Another subsidiary, Access MedPlus, is the second-largest subcontractor to the state’s TennCare program covering the state’s 1.3 million uninsured people. The company has been teetering on the edge of bankruptcy, prompting numerous suits for nonpayment by health care providers. Although criticized by state officials for failing to make mandatory financial disclosures, Cebrun’s operation is, according to one reporter who insisted on anonymity, “politically untouchable” because “half the black politicians in the state have relatives on its payroll.” One of those politicos is former Rep. Harold Ford Sr., boss of a notoriously corrupt Memphis-based political machine, who retired from the House under a hail of subpoenas. Ford brokered the deal that brought Dellums to Access Health Systems, for which Dellums was paid $1 million, according to a company source.
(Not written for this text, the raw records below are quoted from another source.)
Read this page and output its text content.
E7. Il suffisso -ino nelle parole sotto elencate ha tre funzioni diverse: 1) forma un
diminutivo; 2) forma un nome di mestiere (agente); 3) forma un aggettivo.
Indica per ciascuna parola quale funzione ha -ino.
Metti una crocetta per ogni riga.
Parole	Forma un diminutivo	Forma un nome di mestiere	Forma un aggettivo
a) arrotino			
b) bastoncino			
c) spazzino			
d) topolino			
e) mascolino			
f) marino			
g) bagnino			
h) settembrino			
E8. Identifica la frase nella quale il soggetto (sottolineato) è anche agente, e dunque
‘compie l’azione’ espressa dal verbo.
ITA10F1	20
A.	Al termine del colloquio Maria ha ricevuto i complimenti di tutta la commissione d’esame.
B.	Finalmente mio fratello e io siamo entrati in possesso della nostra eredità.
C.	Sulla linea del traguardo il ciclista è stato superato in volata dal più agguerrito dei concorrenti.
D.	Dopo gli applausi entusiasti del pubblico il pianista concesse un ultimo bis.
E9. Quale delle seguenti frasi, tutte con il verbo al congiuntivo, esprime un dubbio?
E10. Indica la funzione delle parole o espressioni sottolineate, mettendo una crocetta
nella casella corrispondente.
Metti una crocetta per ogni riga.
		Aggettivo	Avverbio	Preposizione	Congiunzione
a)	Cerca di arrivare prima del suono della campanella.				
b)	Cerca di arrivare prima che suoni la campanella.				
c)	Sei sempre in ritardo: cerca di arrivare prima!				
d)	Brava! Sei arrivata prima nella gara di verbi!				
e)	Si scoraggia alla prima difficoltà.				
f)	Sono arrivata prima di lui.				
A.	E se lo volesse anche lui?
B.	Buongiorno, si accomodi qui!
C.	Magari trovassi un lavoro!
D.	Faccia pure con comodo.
Which brings us back to the Dellums-inspired World Bank AIDS Trust Fund. Under the Leach-Lee legislation, it is the World Bank—which has long pressed for managed care in developing countries—that would determine AIDS spending. If the Dellums-Cebrun company persuades South Africa to let it set up HMOs, it stands to make a bundle.

So while the Leach-Lee bill may be better than nothing, the skein of Dellums’ interlocking interests does call to mind the cynical old saw: He does well by doing good.